Chérif Keïta teaches Francophone literature of Africa and the Caribbean, as well as advanced languages courses. A native of Mali, he has published books and articles on both social and literary problems in contemporary Africa. His special interests include the novel and social change in Mali, oral tradition, and the relationship between music(traditional and modern), literature and culture in Africa. Professor Keïta is also an award-winning documentary filmmaker, with a trilogy of films about some of the founding figures of the African national Congress of South Africa.

About the Talk:

In 2009, I completed a documentary film titled, "Cemetery Stories: A Rebel Missionary in South Africa" as part of a trilogy on the missionary origins of the South African liberation movement.

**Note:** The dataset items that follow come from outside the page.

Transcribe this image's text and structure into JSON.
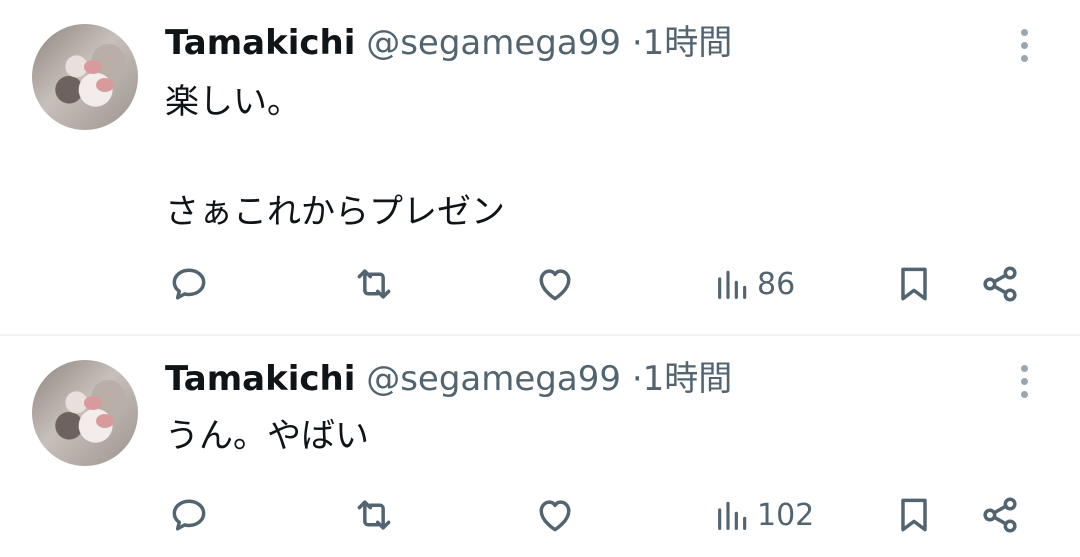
{
  "tweets": [
    {
      "author_name": "Tamakichi",
      "handle": "@segamega99",
      "separator": "·",
      "time": "1時間",
      "text_lines": [
        "楽しい。",
        "",
        "さぁこれからプレゼン"
      ],
      "views": "86"
    },
    {
      "author_name": "Tamakichi",
      "handle": "@segamega99",
      "separator": "·",
      "time": "1時間",
      "text_lines": [
        "うん。やばい"
      ],
      "views": "102"
    }
  ],
  "icons": [
    "reply-icon",
    "retweet-icon",
    "like-icon",
    "views-icon",
    "bookmark-icon",
    "share-icon",
    "more-icon"
  ],
  "colors": {
    "text": "#0f1419",
    "secondary": "#536471",
    "divider": "#eff3f4"
  }
}
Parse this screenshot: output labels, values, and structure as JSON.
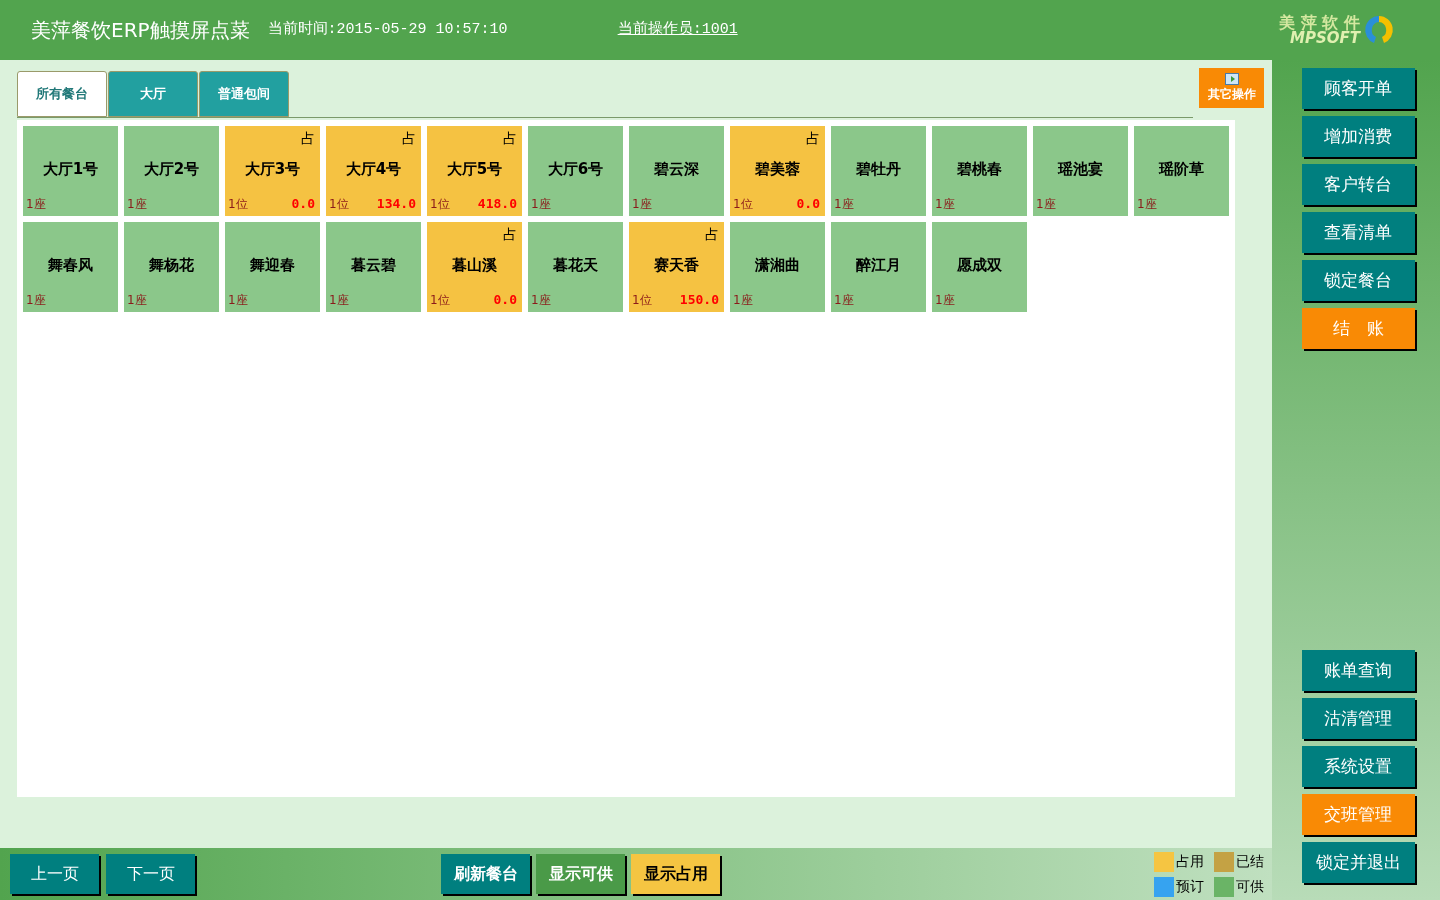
{
  "header": {
    "title": "美萍餐饮ERP触摸屏点菜",
    "time": "当前时间:2015-05-29 10:57:10",
    "operator": "当前操作员:1001",
    "logo_cn": "美 萍 软 件",
    "logo_en": "MPSOFT"
  },
  "tabs": [
    {
      "label": "所有餐台",
      "selected": true
    },
    {
      "label": "大厅",
      "selected": false
    },
    {
      "label": "普通包间",
      "selected": false
    }
  ],
  "other_button": "其它操作",
  "tables": [
    {
      "name": "大厅1号",
      "kind": "available",
      "seat": "1座"
    },
    {
      "name": "大厅2号",
      "kind": "available",
      "seat": "1座"
    },
    {
      "name": "大厅3号",
      "kind": "occupied",
      "mark": "占",
      "seat": "1位",
      "amount": "0.0"
    },
    {
      "name": "大厅4号",
      "kind": "occupied",
      "mark": "占",
      "seat": "1位",
      "amount": "134.0"
    },
    {
      "name": "大厅5号",
      "kind": "occupied",
      "mark": "占",
      "seat": "1位",
      "amount": "418.0"
    },
    {
      "name": "大厅6号",
      "kind": "available",
      "seat": "1座"
    },
    {
      "name": "碧云深",
      "kind": "available",
      "seat": "1座"
    },
    {
      "name": "碧美蓉",
      "kind": "occupied",
      "mark": "占",
      "seat": "1位",
      "amount": "0.0"
    },
    {
      "name": "碧牡丹",
      "kind": "available",
      "seat": "1座"
    },
    {
      "name": "碧桃春",
      "kind": "available",
      "seat": "1座"
    },
    {
      "name": "瑶池宴",
      "kind": "available",
      "seat": "1座"
    },
    {
      "name": "瑶阶草",
      "kind": "available",
      "seat": "1座"
    },
    {
      "name": "舞春风",
      "kind": "available",
      "seat": "1座"
    },
    {
      "name": "舞杨花",
      "kind": "available",
      "seat": "1座"
    },
    {
      "name": "舞迎春",
      "kind": "available",
      "seat": "1座"
    },
    {
      "name": "暮云碧",
      "kind": "available",
      "seat": "1座"
    },
    {
      "name": "暮山溪",
      "kind": "occupied",
      "mark": "占",
      "seat": "1位",
      "amount": "0.0"
    },
    {
      "name": "暮花天",
      "kind": "available",
      "seat": "1座"
    },
    {
      "name": "赛天香",
      "kind": "occupied",
      "mark": "占",
      "seat": "1位",
      "amount": "150.0"
    },
    {
      "name": "潇湘曲",
      "kind": "available",
      "seat": "1座"
    },
    {
      "name": "醉江月",
      "kind": "available",
      "seat": "1座"
    },
    {
      "name": "愿成双",
      "kind": "available",
      "seat": "1座"
    }
  ],
  "side_top": [
    {
      "label": "顾客开单",
      "kind": "teal"
    },
    {
      "label": "增加消费",
      "kind": "teal"
    },
    {
      "label": "客户转台",
      "kind": "teal"
    },
    {
      "label": "查看清单",
      "kind": "teal"
    },
    {
      "label": "锁定餐台",
      "kind": "teal"
    },
    {
      "label": "结　账",
      "kind": "orange"
    }
  ],
  "side_bottom": [
    {
      "label": "账单查询",
      "kind": "teal"
    },
    {
      "label": "沽清管理",
      "kind": "teal"
    },
    {
      "label": "系统设置",
      "kind": "teal"
    },
    {
      "label": "交班管理",
      "kind": "orange"
    },
    {
      "label": "锁定并退出",
      "kind": "teal"
    }
  ],
  "pager": [
    {
      "label": "上一页",
      "kind": "teal"
    },
    {
      "label": "下一页",
      "kind": "teal"
    }
  ],
  "filters": [
    {
      "label": "刷新餐台",
      "kind": "teal"
    },
    {
      "label": "显示可供",
      "kind": "green"
    },
    {
      "label": "显示占用",
      "kind": "yellow"
    }
  ],
  "legend": [
    {
      "label": "占用",
      "color": "#f5c542"
    },
    {
      "label": "已结",
      "color": "#c4a244"
    },
    {
      "label": "预订",
      "color": "#36a3f0"
    },
    {
      "label": "可供",
      "color": "#6ab466"
    }
  ]
}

It is summarized in these words: "Cornfields and Tembalihle, two communities in the Midlands of KwaZulu-Natal(South Africa), resisted forced removals from their land for more than 90 years, first under British colonialism and later under Apartheid. Labeled as "black spots" and "informal settlements", they survived this long ordeal of constant harassment to become the first communities in post-Apartheid South Africa to benefit from the new land dispensation laws. Oral stories said that American missionary William Cullen Wilcox had challenged official mission policy to establish their twin settlements in 1912 as a bulwark against aggressive colonial land-grabbing schemes. Almost a century after their creation, the two communities are reunited, as they had long wished, with the descendants of William Cullen and Ida Belle Wilcox, the rebel missionaries whose radical support for racial equality and social justice had led them to mentor decades earlier the future first President of the ANC, John Langalibalele Dube(1871-1946)  and to open the doors of US education to a number of promising black South African youth in the late 19th century." This talk will be about the journey that led Reverend William Cullen Wilcox (1850-1928) and his wife Ida Belle Clary(1858-1940), from Northfield, Minnesota, to the British colony of Natal(South Africa), where they labored as missionaries of the American Board, from 1881 until 1917, when they were driven out of South Africa for their support for human rights and full citizenship for the black colonial subjects. Considered for a long time as "failures" upon their return to the US, and ignored by both politicians and historians in South Africa, William Cullen and Ida belle Wilcox were posthumously recognized in 2009 with the Award of the Companions of O.R. Tambo in Silver for their pioneering role in the South African liberation struggle. In the course of the talk, I will show clips of "Cemetery Stories: A Rebel Missionary in South Africa."